Nessuno la vedeva, fino a quando lei non vide lui.

Un tuono, che Jack scambiò inizialmente per un ruggito del Piegualdo. Il vento soffiò sul piccolo regno di Riverwood con arroganza. Jack chiuse gli occhi.
Qualcuno nella via perse dei fogli, altri si tennero il cappello con la mano. I capelli di lui si scompigliarono..
Jack corse ancora, finché per l'ennesima volta non inciampò in qualcosa.
Cadde, atterrando di nuovo sullo stranissimo terreno di Altromondo.
Davanti a lei, lui.
Lo guardò e lui guardò lei. La vedeva.
-aiutami...- riuscì a sussurrare, quando il mostro arrivò proprio accanto a lei.
Il ragazzo di Altromondo aveva gli occhi sbarrati. Probabilmente non era usuale per un ordinario vedere un'ombra, ma lui reagì stranamente bene.
Tolse la strana sacca che portava legata alle spalle ed avanzò verso di lei e verso il mostro.
Jacqueline lo guardava, ancora a terra.
-ehi, lasciala stare!- disse il ragazzo convinto.
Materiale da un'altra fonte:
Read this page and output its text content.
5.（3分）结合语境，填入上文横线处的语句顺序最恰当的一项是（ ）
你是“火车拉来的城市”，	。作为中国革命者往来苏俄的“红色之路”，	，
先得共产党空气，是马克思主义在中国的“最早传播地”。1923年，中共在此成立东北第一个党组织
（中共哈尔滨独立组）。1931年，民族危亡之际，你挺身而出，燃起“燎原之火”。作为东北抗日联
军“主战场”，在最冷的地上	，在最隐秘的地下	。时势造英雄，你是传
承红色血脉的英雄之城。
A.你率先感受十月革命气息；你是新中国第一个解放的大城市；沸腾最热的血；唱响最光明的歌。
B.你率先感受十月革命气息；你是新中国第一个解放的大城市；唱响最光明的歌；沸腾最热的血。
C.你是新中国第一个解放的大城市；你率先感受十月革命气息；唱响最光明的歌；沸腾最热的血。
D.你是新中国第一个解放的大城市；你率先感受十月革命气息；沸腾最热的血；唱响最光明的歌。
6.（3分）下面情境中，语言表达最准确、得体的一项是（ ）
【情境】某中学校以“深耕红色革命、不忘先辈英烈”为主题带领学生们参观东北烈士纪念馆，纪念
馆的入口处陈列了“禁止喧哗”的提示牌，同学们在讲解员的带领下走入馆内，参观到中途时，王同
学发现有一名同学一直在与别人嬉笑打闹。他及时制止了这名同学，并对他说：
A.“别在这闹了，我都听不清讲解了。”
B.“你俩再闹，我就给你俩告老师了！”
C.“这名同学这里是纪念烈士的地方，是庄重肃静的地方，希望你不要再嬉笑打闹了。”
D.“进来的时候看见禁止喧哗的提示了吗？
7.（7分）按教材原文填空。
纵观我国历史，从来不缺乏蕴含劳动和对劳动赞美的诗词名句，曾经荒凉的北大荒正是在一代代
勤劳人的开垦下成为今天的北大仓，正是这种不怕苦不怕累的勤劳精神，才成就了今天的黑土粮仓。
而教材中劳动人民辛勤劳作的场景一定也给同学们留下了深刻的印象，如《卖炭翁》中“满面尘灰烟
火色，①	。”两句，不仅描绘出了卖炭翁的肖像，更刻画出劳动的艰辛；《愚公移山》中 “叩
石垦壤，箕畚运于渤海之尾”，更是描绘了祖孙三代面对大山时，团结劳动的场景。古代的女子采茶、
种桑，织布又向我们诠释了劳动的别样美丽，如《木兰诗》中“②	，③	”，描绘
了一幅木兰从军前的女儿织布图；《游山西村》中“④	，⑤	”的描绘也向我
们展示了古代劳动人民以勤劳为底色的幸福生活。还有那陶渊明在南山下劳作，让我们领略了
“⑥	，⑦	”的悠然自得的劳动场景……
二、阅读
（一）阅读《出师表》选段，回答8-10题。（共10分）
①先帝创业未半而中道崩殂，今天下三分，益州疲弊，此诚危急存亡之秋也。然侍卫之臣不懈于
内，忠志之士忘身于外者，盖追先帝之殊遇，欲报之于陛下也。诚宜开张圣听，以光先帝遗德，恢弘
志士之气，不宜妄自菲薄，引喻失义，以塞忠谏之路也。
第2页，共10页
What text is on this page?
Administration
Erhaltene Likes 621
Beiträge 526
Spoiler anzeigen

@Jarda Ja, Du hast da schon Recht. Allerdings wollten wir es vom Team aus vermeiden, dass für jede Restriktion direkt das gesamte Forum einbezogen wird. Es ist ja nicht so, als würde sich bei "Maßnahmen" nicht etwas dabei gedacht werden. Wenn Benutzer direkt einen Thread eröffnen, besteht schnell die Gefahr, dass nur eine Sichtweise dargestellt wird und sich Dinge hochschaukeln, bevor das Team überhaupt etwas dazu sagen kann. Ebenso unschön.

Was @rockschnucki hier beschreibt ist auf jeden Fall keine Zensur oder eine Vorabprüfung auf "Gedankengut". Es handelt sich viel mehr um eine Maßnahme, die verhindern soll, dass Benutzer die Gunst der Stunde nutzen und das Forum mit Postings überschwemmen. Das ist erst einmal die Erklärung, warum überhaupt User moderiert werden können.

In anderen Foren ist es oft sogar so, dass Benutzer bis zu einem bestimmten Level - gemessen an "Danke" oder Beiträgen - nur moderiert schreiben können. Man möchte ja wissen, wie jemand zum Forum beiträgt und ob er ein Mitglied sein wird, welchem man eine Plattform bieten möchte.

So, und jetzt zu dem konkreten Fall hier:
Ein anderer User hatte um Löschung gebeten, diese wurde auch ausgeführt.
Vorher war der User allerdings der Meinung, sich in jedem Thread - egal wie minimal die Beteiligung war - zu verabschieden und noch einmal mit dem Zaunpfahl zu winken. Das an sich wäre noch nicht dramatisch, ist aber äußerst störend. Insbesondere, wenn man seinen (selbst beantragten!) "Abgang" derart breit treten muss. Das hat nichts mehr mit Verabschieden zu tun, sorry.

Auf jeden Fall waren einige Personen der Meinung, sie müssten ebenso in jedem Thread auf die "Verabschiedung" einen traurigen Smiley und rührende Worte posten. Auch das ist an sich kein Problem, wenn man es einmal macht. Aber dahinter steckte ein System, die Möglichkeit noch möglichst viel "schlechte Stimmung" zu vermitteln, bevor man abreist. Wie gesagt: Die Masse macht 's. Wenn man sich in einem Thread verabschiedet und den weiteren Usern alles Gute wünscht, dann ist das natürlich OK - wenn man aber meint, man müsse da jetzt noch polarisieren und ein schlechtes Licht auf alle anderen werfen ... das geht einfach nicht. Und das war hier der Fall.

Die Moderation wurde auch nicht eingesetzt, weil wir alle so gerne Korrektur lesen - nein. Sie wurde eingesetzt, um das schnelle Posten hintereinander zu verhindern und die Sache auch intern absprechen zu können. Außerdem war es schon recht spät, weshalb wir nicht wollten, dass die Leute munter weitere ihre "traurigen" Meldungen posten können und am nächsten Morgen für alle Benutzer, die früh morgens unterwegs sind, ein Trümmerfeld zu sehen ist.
Il mostro allora volse il suo sguardo a lui e Jack pregò che non lo uccidesse. 

Ma prima che lei o l'Ombra potessero fare qualcosa, il ragazzo di Altromondo usò l'insolita arma che teneva tra le mani, la sacca appunto, e la lanciò contro il Piegualdo.
Jack si ricordò del mestolo e si chiese se non fosse normale ad Altromondo usare oggetti in modo non-convenzionale. Ma non importava.
Sacca o no, il mostro si era distratto.
Jack si affrettò ad alzarsi.
Il ragazzo la guardava.
-grazie Scacciaincubi-.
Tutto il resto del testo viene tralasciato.